Intrinsic Signal Models Defined by the High-Dimensional, Small-Sample Limit

Yoh-ichi Mototake, Y-h. Taguchi

Published: 2023/4/13

Abstract

The detection of a signal variable from multiple variables that contain many noise variables is often approached as a variable selection problem under a given objective variable. This is nothing more than building a supervised model of a signal by specifying the signal as the objective variable. On the other hand, such a supervised model does not work effectively under high-dimensional and small-sample-size conditions, as the estimation of model parameters becomes indeterminate. We propose an ``intrinsic signal model'' that enables signal detection under high-dimensional and small-sample-size conditions without external signal definitions. The proposed intrinsic signal model is based on the assumption that the datasets in this world are generated from a certain dynamical system, and variables generated from dynamical systems with small correlation lengths are considered noisy variables. That is, the variables that maintain the data structure generated from a dynamical system under high-dimensional and small-sample-size conditions, corresponding to the limit of a sample size of 0, are modeled as always signal variables.

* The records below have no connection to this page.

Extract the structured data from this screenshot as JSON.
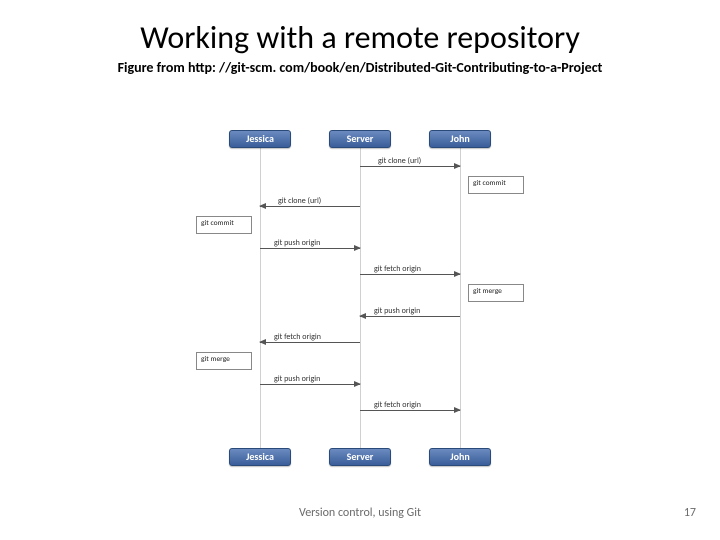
{
  "title": "Working with a remote repository",
  "subtitle": "Figure from http: //git-scm. com/book/en/Distributed-Git-Contributing-to-a-Project",
  "actors": {
    "jessica": "Jessica",
    "server": "Server",
    "john": "John"
  },
  "messages": {
    "clone_john": "git clone (url)",
    "commit_john": "git commit",
    "clone_jessica": "git clone (url)",
    "commit_jessica": "git commit",
    "push_jessica_1": "git push origin",
    "fetch_john_1": "git fetch origin",
    "merge_john": "git merge",
    "push_john": "git push origin",
    "fetch_jessica": "git fetch origin",
    "merge_jessica": "git merge",
    "push_jessica_2": "git push origin",
    "fetch_john_2": "git fetch origin"
  },
  "footer": "Version control, using Git",
  "page": "17"
}
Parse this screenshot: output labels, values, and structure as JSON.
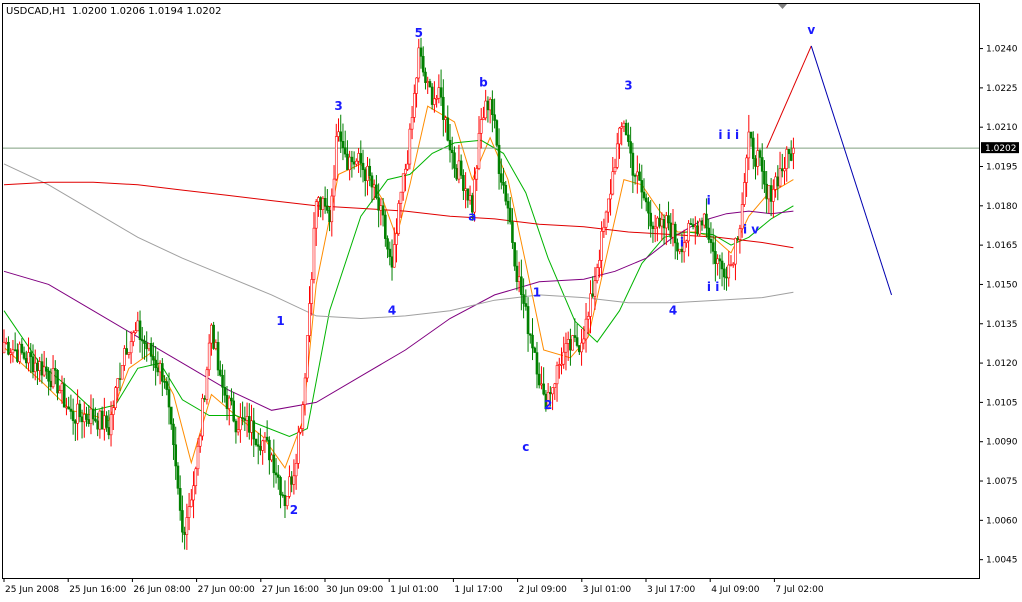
{
  "header": {
    "symbol_label": "USDCAD,H1",
    "ohlc_label": "1.0200 1.0206 1.0194 1.0202"
  },
  "price_tag": "1.0202",
  "colors": {
    "background": "#ffffff",
    "bull": "#ff0000",
    "bear": "#008000",
    "ma_fast": "#ff8c00",
    "ma_mid": "#00b400",
    "ma_slow": "#800080",
    "ma_grey": "#a0a0a0",
    "ma_red": "#e00000",
    "wave_label": "#1a1aff",
    "projection_up": "#e00000",
    "projection_down": "#0000b0",
    "price_line": "#7f9f7f"
  },
  "chart_data": {
    "type": "candlestick",
    "symbol": "USDCAD",
    "timeframe": "H1",
    "y_ticks": [
      "1.0240",
      "1.0225",
      "1.0210",
      "1.0195",
      "1.0180",
      "1.0165",
      "1.0150",
      "1.0135",
      "1.0120",
      "1.0105",
      "1.0090",
      "1.0075",
      "1.0060",
      "1.0045"
    ],
    "ylim": [
      1.0038,
      1.0257
    ],
    "x_ticks": [
      "25 Jun 2008",
      "25 Jun 16:00",
      "26 Jun 08:00",
      "27 Jun 00:00",
      "27 Jun 16:00",
      "30 Jun 09:00",
      "1 Jul 01:00",
      "1 Jul 17:00",
      "2 Jul 09:00",
      "3 Jul 01:00",
      "3 Jul 17:00",
      "4 Jul 09:00",
      "7 Jul 02:00"
    ],
    "bars_per_tick": 16,
    "current_price": 1.0202,
    "last_bar": {
      "open": 1.02,
      "high": 1.0206,
      "low": 1.0194,
      "close": 1.0202
    },
    "close_anchors": [
      [
        0,
        1.0128
      ],
      [
        10,
        1.0122
      ],
      [
        18,
        1.0118
      ],
      [
        24,
        1.0112
      ],
      [
        30,
        1.01
      ],
      [
        40,
        1.01
      ],
      [
        47,
        1.0095
      ],
      [
        54,
        1.0126
      ],
      [
        60,
        1.0132
      ],
      [
        66,
        1.0123
      ],
      [
        72,
        1.0115
      ],
      [
        80,
        1.0055
      ],
      [
        86,
        1.0078
      ],
      [
        93,
        1.0135
      ],
      [
        97,
        1.0112
      ],
      [
        104,
        1.0098
      ],
      [
        110,
        1.0096
      ],
      [
        116,
        1.009
      ],
      [
        120,
        1.0085
      ],
      [
        126,
        1.0068
      ],
      [
        130,
        1.008
      ],
      [
        134,
        1.0105
      ],
      [
        140,
        1.0182
      ],
      [
        146,
        1.0176
      ],
      [
        150,
        1.0212
      ],
      [
        154,
        1.0198
      ],
      [
        160,
        1.0196
      ],
      [
        164,
        1.019
      ],
      [
        170,
        1.0173
      ],
      [
        174,
        1.0154
      ],
      [
        178,
        1.0184
      ],
      [
        182,
        1.0205
      ],
      [
        186,
        1.0238
      ],
      [
        190,
        1.0224
      ],
      [
        196,
        1.022
      ],
      [
        202,
        1.0196
      ],
      [
        206,
        1.019
      ],
      [
        210,
        1.018
      ],
      [
        214,
        1.0212
      ],
      [
        218,
        1.0222
      ],
      [
        222,
        1.0196
      ],
      [
        226,
        1.018
      ],
      [
        230,
        1.0155
      ],
      [
        234,
        1.0138
      ],
      [
        238,
        1.0125
      ],
      [
        242,
        1.0105
      ],
      [
        246,
        1.0112
      ],
      [
        250,
        1.0122
      ],
      [
        254,
        1.0126
      ],
      [
        258,
        1.0128
      ],
      [
        262,
        1.0137
      ],
      [
        266,
        1.0158
      ],
      [
        270,
        1.0175
      ],
      [
        274,
        1.0198
      ],
      [
        278,
        1.0213
      ],
      [
        282,
        1.0195
      ],
      [
        286,
        1.0185
      ],
      [
        290,
        1.0176
      ],
      [
        294,
        1.017
      ],
      [
        298,
        1.0174
      ],
      [
        302,
        1.0165
      ],
      [
        306,
        1.0168
      ],
      [
        310,
        1.0172
      ],
      [
        314,
        1.0177
      ],
      [
        318,
        1.0162
      ],
      [
        322,
        1.0156
      ],
      [
        326,
        1.0158
      ],
      [
        330,
        1.0175
      ],
      [
        334,
        1.0204
      ],
      [
        338,
        1.0198
      ],
      [
        342,
        1.0182
      ],
      [
        346,
        1.019
      ],
      [
        350,
        1.0196
      ],
      [
        354,
        1.0202
      ]
    ],
    "moving_averages": [
      {
        "color": "ma_fast",
        "anchors": [
          [
            0,
            1.0126
          ],
          [
            18,
            1.0112
          ],
          [
            30,
            1.0102
          ],
          [
            40,
            1.01
          ],
          [
            47,
            1.0098
          ],
          [
            56,
            1.0118
          ],
          [
            66,
            1.0124
          ],
          [
            76,
            1.0108
          ],
          [
            84,
            1.0082
          ],
          [
            93,
            1.0108
          ],
          [
            104,
            1.01
          ],
          [
            116,
            1.0092
          ],
          [
            126,
            1.008
          ],
          [
            134,
            1.0098
          ],
          [
            140,
            1.015
          ],
          [
            150,
            1.0192
          ],
          [
            160,
            1.0196
          ],
          [
            170,
            1.0182
          ],
          [
            176,
            1.0168
          ],
          [
            182,
            1.0188
          ],
          [
            190,
            1.0218
          ],
          [
            202,
            1.0212
          ],
          [
            210,
            1.019
          ],
          [
            218,
            1.0206
          ],
          [
            226,
            1.019
          ],
          [
            234,
            1.0158
          ],
          [
            242,
            1.0125
          ],
          [
            254,
            1.0122
          ],
          [
            262,
            1.013
          ],
          [
            270,
            1.016
          ],
          [
            278,
            1.019
          ],
          [
            286,
            1.0188
          ],
          [
            294,
            1.0178
          ],
          [
            302,
            1.017
          ],
          [
            310,
            1.017
          ],
          [
            318,
            1.0168
          ],
          [
            326,
            1.0162
          ],
          [
            334,
            1.0176
          ],
          [
            342,
            1.0184
          ],
          [
            354,
            1.019
          ]
        ]
      },
      {
        "color": "ma_mid",
        "anchors": [
          [
            0,
            1.014
          ],
          [
            16,
            1.012
          ],
          [
            30,
            1.011
          ],
          [
            40,
            1.0102
          ],
          [
            50,
            1.0104
          ],
          [
            60,
            1.0118
          ],
          [
            70,
            1.012
          ],
          [
            80,
            1.0106
          ],
          [
            92,
            1.01
          ],
          [
            104,
            1.01
          ],
          [
            116,
            1.0096
          ],
          [
            128,
            1.0092
          ],
          [
            136,
            1.0095
          ],
          [
            146,
            1.014
          ],
          [
            160,
            1.0176
          ],
          [
            172,
            1.019
          ],
          [
            182,
            1.0192
          ],
          [
            192,
            1.02
          ],
          [
            202,
            1.0204
          ],
          [
            214,
            1.0205
          ],
          [
            224,
            1.02
          ],
          [
            234,
            1.0185
          ],
          [
            244,
            1.016
          ],
          [
            256,
            1.0136
          ],
          [
            266,
            1.0128
          ],
          [
            276,
            1.014
          ],
          [
            286,
            1.0158
          ],
          [
            296,
            1.0168
          ],
          [
            306,
            1.017
          ],
          [
            318,
            1.0169
          ],
          [
            326,
            1.0165
          ],
          [
            334,
            1.0168
          ],
          [
            344,
            1.0175
          ],
          [
            354,
            1.018
          ]
        ]
      },
      {
        "color": "ma_slow",
        "anchors": [
          [
            0,
            1.0155
          ],
          [
            20,
            1.015
          ],
          [
            40,
            1.014
          ],
          [
            60,
            1.013
          ],
          [
            80,
            1.012
          ],
          [
            100,
            1.011
          ],
          [
            120,
            1.0102
          ],
          [
            140,
            1.0105
          ],
          [
            160,
            1.0115
          ],
          [
            180,
            1.0125
          ],
          [
            200,
            1.0137
          ],
          [
            220,
            1.0146
          ],
          [
            240,
            1.0151
          ],
          [
            260,
            1.0152
          ],
          [
            274,
            1.0155
          ],
          [
            288,
            1.016
          ],
          [
            300,
            1.0168
          ],
          [
            312,
            1.0174
          ],
          [
            324,
            1.0177
          ],
          [
            334,
            1.0178
          ],
          [
            344,
            1.0177
          ],
          [
            354,
            1.0178
          ]
        ]
      },
      {
        "color": "ma_grey",
        "anchors": [
          [
            0,
            1.0196
          ],
          [
            20,
            1.0188
          ],
          [
            40,
            1.0178
          ],
          [
            60,
            1.0168
          ],
          [
            80,
            1.016
          ],
          [
            100,
            1.0153
          ],
          [
            120,
            1.0146
          ],
          [
            140,
            1.0138
          ],
          [
            160,
            1.0137
          ],
          [
            180,
            1.0138
          ],
          [
            200,
            1.014
          ],
          [
            220,
            1.0144
          ],
          [
            240,
            1.0146
          ],
          [
            260,
            1.0145
          ],
          [
            280,
            1.0143
          ],
          [
            300,
            1.0143
          ],
          [
            320,
            1.0144
          ],
          [
            340,
            1.0145
          ],
          [
            354,
            1.0147
          ]
        ]
      },
      {
        "color": "ma_red",
        "anchors": [
          [
            0,
            1.0188
          ],
          [
            20,
            1.0189
          ],
          [
            40,
            1.0189
          ],
          [
            60,
            1.0188
          ],
          [
            80,
            1.0186
          ],
          [
            100,
            1.0184
          ],
          [
            120,
            1.0182
          ],
          [
            140,
            1.018
          ],
          [
            160,
            1.0179
          ],
          [
            180,
            1.0178
          ],
          [
            200,
            1.0176
          ],
          [
            220,
            1.0175
          ],
          [
            240,
            1.0173
          ],
          [
            260,
            1.0172
          ],
          [
            280,
            1.017
          ],
          [
            300,
            1.0169
          ],
          [
            320,
            1.0168
          ],
          [
            340,
            1.0166
          ],
          [
            354,
            1.0164
          ]
        ]
      }
    ],
    "wave_labels": [
      {
        "text": "1",
        "bar": 124,
        "price": 1.0136,
        "pos": "above"
      },
      {
        "text": "2",
        "bar": 130,
        "price": 1.0064,
        "pos": "below"
      },
      {
        "text": "3",
        "bar": 150,
        "price": 1.0218,
        "pos": "above"
      },
      {
        "text": "4",
        "bar": 174,
        "price": 1.014,
        "pos": "below"
      },
      {
        "text": "5",
        "bar": 186,
        "price": 1.0246,
        "pos": "above"
      },
      {
        "text": "a",
        "bar": 210,
        "price": 1.0176,
        "pos": "below"
      },
      {
        "text": "b",
        "bar": 215,
        "price": 1.0227,
        "pos": "above"
      },
      {
        "text": "c",
        "bar": 234,
        "price": 1.0088,
        "pos": "below"
      },
      {
        "text": "1",
        "bar": 239,
        "price": 1.0147,
        "pos": "above"
      },
      {
        "text": "2",
        "bar": 244,
        "price": 1.0104,
        "pos": "below"
      },
      {
        "text": "3",
        "bar": 280,
        "price": 1.0226,
        "pos": "above"
      },
      {
        "text": "4",
        "bar": 300,
        "price": 1.014,
        "pos": "below"
      },
      {
        "text": "i",
        "bar": 304,
        "price": 1.0166,
        "pos": "above"
      },
      {
        "text": "i",
        "bar": 316,
        "price": 1.0182,
        "pos": "above"
      },
      {
        "text": "i i",
        "bar": 318,
        "price": 1.0149,
        "pos": "below"
      },
      {
        "text": "i i i",
        "bar": 325,
        "price": 1.0207,
        "pos": "above"
      },
      {
        "text": "i v",
        "bar": 335,
        "price": 1.0171,
        "pos": "below"
      },
      {
        "text": "v",
        "bar": 362,
        "price": 1.0247,
        "pos": "above"
      }
    ],
    "projection": [
      {
        "bar": 342,
        "price": 1.0202
      },
      {
        "bar": 362,
        "price": 1.0241
      },
      {
        "bar": 398,
        "price": 1.0146
      }
    ]
  }
}
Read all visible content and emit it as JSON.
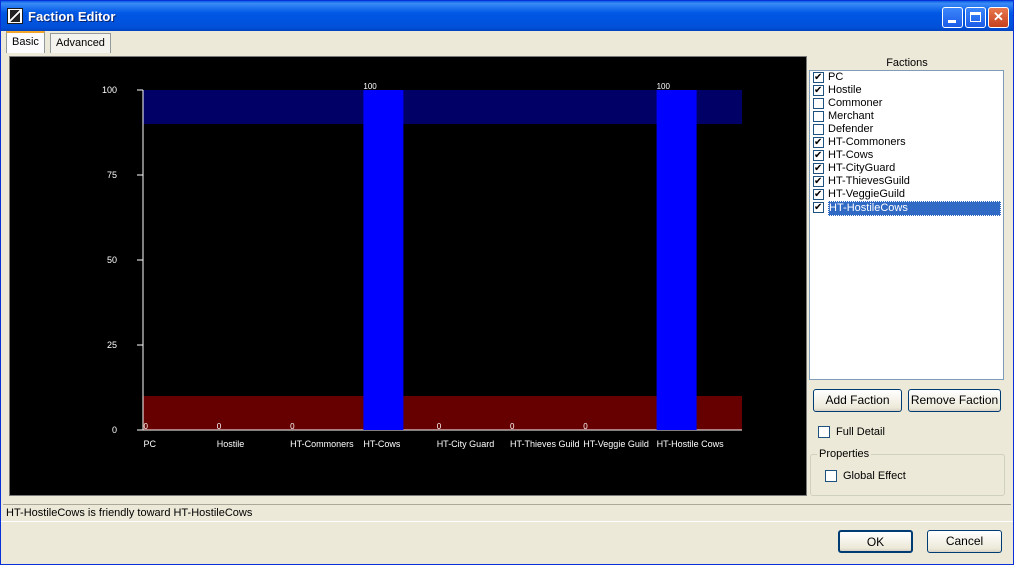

In this study, we showed that with such a signal model, the Taguchi method provides an effective way of detecting signals. The proposed signal model was validated by generating a dataset with a globally coupled map system, which is a high-dimensional dynamical system. Furthermore, we validated the model with Gene Expression Data which are not explicitly generated from a dynamical system; as a result, we observed a signal structure consistent with that of the signal model proposed in this study. The results suggest that the proposed signal model is valid for a wide range of datasets.